Diagnosing MS in Patients
If an evil doctor wanted to create a phrase to instill fear and horror in the heart of patients everywhere, he could design no better phrase than “spinal tap” or “lumbar puncture (LP).” Yet, this is a test that I find myself recommending for some terrified soul on an almost weekly basis. As I said in a previous post, the diagnosis of MS is primarily a clinical one, made by talking to and examining patients. All patients with a suspected diagnosis of MS will have at least a brain MRI as well. In those patients for whom the history, physical, and MRI are completely suggestive of MS, there is not much of a role for an LP.

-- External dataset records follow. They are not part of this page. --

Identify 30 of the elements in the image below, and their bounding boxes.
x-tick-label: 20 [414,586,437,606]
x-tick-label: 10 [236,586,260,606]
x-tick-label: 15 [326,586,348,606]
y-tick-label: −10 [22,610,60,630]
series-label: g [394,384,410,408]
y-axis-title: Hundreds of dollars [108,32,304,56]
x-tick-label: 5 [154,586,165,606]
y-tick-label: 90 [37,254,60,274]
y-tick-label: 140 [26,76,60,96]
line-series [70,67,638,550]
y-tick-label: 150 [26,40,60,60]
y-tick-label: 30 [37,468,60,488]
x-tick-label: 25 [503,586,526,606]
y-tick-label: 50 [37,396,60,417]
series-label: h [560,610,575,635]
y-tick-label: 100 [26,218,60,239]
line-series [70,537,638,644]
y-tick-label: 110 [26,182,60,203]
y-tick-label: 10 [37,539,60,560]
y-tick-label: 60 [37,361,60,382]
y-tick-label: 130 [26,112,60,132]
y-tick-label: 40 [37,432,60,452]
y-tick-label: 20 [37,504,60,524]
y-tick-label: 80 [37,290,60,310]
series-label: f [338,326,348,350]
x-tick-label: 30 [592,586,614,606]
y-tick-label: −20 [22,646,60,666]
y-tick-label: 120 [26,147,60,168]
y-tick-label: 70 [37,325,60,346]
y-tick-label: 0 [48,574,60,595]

However, there are many patients for whom the diagnosis of MS is far from a certainty, at least during the early stages of the illness. An LP is most useful for the following groups of patients:
- Patients with symptoms not usually seen as a first symptom of MS, such as depression or cognitive impairment. In this group of patients, a doctor may suggest a lumbar puncture, especially if the MRI results are also inconclusive.
- Patients with symptoms that are characteristic of MS, yet have either a completely normal MRI or an MRI that shows abnormalities that are not typical for MS.
- Patients with other “red flags” including a history of other illness that can mimic MS, such as lupus, or patients outside of the normal age range for MS.
So, how does an LP help a neurologist? First, it can help us decide if a patient has MS or not. In 90 percent of patients with MS, there is a marker of inflammation in the spinal fluid called oligoclonal bands. If oligoclonal bands are not detected in the spinal fluid, an alternative diagnoses to MS should be considered, especially if the history, neurological exam, or MRI are in any way atypical. Additionally, the LP should not show too many other abnormalities, like numerous white blood cells or high protein; if these are found, an alternative diagnosis should be sought.
Second, the presence or absence of oligoclonal bands may provide a clue, though a small one, about the clinical course of patients with MS. One study which investigated the spinal fluid of patients who had a single episode suggestive of MS found that patients with oligoclonal bands had twice the risk for having a second attack, regardless of the initial MRI. However, the presence of these bands did not seem to influence the development of disability. Another study found that patients with MS, but without oligoclonal bands, “were significantly more likely to exhibit neurological or systemic clinical features atypical of MS (headaches, neuropsychiatric features, and skin changes).” However, other studies have not identified a difference between MS patients with and without oligoclonal bands.
In summary, an LP is most useful in patients for whom the clinical diagnosis of MS is a possibility, but not a certainty. Although it is certainly not pleasant to undergo this procedure, it is worth doing if a doctor feels that it is necessary, given that it might make the difference between a diagnosis of MS or not.